A gamble but a neccessary one because most of my enemies had preternatural senses for danger and traps.

I would have loved to use a nuke, but the bias in the Greater Powers world did not allow that. And even ordinary dynamite could have given me a better bang. But again, danger senses and all that.

The explosion shredded the castle, and set fire to what was not blown apart.

The raging fire, and tons of stone flying through the air neither troubled nor stirred either of my two primary enemies despite the holy words inscribed on some of the larger blocks.

In fact, most of the Dark Lords just rooted themselves to the planetary gravity well, and rode out the wind and firestorm. One was unlucky enough to eat a ten ton chunk of granite with the holy word right in the midst of his face. He was gone.

Pop.

Back to the nearest Chaos Dimension without a passport out he went, and I was exulting at my luck.

The lesser sorts, the magic wielders, the heavy troopers suffered more, but they spun out their protection shields, thus burning a little of their saved up magic in their amulets.

But I hit the imps, and the flying heads of the vampire kind, the worst. Which was my true goal. Deprive the enemy of his scouts.

The sun, his royal majesty, beat down on the vampires with terrible force so that even some of their Dark Lords cringed until the Mistress spun a shield of shadow over everyone. The globular mass moved quickly, and I took note of how quickly. Its useful information knowing how fast the enemy can move.
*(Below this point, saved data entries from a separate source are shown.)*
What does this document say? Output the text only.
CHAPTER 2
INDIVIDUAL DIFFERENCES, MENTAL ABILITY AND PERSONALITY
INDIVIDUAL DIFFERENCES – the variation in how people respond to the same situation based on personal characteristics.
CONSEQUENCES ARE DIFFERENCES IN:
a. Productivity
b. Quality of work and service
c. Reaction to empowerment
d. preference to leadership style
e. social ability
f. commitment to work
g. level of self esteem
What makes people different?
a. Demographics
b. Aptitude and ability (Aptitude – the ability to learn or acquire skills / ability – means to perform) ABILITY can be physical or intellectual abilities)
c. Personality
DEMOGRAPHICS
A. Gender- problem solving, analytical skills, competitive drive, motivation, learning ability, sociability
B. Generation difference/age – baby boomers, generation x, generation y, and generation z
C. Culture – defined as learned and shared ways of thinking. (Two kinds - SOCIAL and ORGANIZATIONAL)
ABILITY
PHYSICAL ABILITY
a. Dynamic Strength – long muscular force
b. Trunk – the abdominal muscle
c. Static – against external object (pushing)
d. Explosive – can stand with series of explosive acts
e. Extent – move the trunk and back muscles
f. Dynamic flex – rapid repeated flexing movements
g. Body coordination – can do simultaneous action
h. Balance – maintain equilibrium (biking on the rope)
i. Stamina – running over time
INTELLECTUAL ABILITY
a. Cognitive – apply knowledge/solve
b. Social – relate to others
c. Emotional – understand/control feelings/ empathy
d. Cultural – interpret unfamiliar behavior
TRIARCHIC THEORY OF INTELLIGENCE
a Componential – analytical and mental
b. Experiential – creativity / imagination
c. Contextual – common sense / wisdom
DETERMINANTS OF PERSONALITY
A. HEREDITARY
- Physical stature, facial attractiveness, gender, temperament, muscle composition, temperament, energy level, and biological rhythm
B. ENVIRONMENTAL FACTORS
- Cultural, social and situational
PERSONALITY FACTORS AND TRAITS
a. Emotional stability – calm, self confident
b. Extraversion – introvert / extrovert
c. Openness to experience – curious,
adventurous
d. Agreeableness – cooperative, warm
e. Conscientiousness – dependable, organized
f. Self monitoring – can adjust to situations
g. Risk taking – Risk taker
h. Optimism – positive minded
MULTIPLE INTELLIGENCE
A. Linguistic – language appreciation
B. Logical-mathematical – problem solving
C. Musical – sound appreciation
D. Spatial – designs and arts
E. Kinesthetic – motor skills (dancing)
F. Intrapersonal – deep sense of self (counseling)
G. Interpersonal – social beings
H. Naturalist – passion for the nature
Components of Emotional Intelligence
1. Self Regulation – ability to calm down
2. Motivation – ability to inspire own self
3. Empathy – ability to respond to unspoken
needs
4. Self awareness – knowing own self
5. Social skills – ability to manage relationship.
“Childish antics.” The Master spoke haughtily. The Mistress nodded in agreed contempt. Good again. I wanted them to underestimate me.
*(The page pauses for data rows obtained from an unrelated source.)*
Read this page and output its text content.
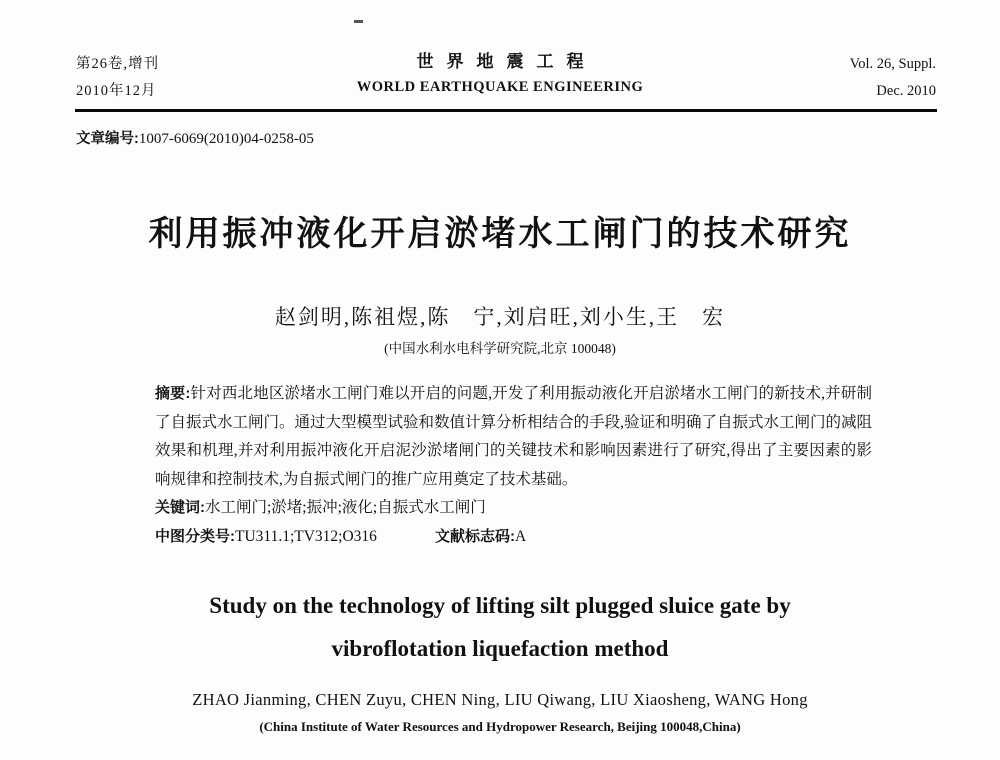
第26卷,增刊
2010年12月
世界地震工程
WORLD EARTHQUAKE ENGINEERING
Vol. 26, Suppl.
Dec. 2010
文章编号:1007-6069(2010)04-0258-05
利用振冲液化开启淤堵水工闸门的技术研究
赵剑明,陈祖煜,陈　宁,刘启旺,刘小生,王　宏
(中国水利水电科学研究院,北京 100048)

摘要:针对西北地区淤堵水工闸门难以开启的问题,开发了利用振动液化开启淤堵水工闸门的新技术,并研制了自振式水工闸门。通过大型模型试验和数值计算分析相结合的手段,验证和明确了自振式水工闸门的减阻效果和机理,并对利用振冲液化开启泥沙淤堵闸门的关键技术和影响因素进行了研究,得出了主要因素的影响规律和控制技术,为自振式闸门的推广应用奠定了技术基础。

关键词:水工闸门;淤堵;振冲;液化;自振式水工闸门

中图分类号:TU311.1;TV312;O316	文献标志码:A

Study on the technology of lifting silt plugged sluice gate by
vibroflotation liquefaction method
ZHAO Jianming, CHEN Zuyu, CHEN Ning, LIU Qiwang, LIU Xiaosheng, WANG Hong
(China Institute of Water Resources and Hydropower Research, Beijing 100048,China)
“Find him.” She ordered one of her magi. He turned to give such an order to the heads, but most of the heads were burnt, or crushed. Disgruntled, he performed the seeking spell himself.

Which revealed the invisible wall in front of them. And they could see my banner as well.

“That constitutes an invite for your kind.” The Master pointed out thoughtfully.

“Indeed.” the Mistress’ eyes narrowed. Everyone, even the idiotic, knew not to invite vampires into their home. Why was I doing it?

But I could see the minor irritation of holding up the shadow shield had its way on her. She shrugged, and sent her troops forward. The Master did likewise.

Despite the uncertain footing, deliberately designed in by me, the groups worked together smoothly. I had hoped to get them bumping up against each other. In my wildest dreams, I had hoped to get a couple units slaughtered as vamp arrogance rubbed demon pride the wrong way.

Instead they marched smoothly on to my bridge. And shortly thereafter, the demons started to shiver.

The Master had demons of fire on a Bridge of Elemental Ice. It was sucking their primal energy right out through their foothorns.

I waited until the Master got the obvious idea, and told his troops to fly. Little wings flapped vigorously on each back of the troopers, and great black wings came from the backs of the Great Lords of the Demons.

To my enemies surprise, I did not launch an attack at that time. They were ready for something like an ice gale to blow them about.

Instead, I just watched as their precise landbound formation deteriorated when in the air.

Blood began to flow in little trickles. A flying demon bumped into a walking vampire, and someone died in a flash of claws. Sometimes, I got lucky and both did. But the individuals scuffles never went beyond them to unit-wide slaughter regrettably.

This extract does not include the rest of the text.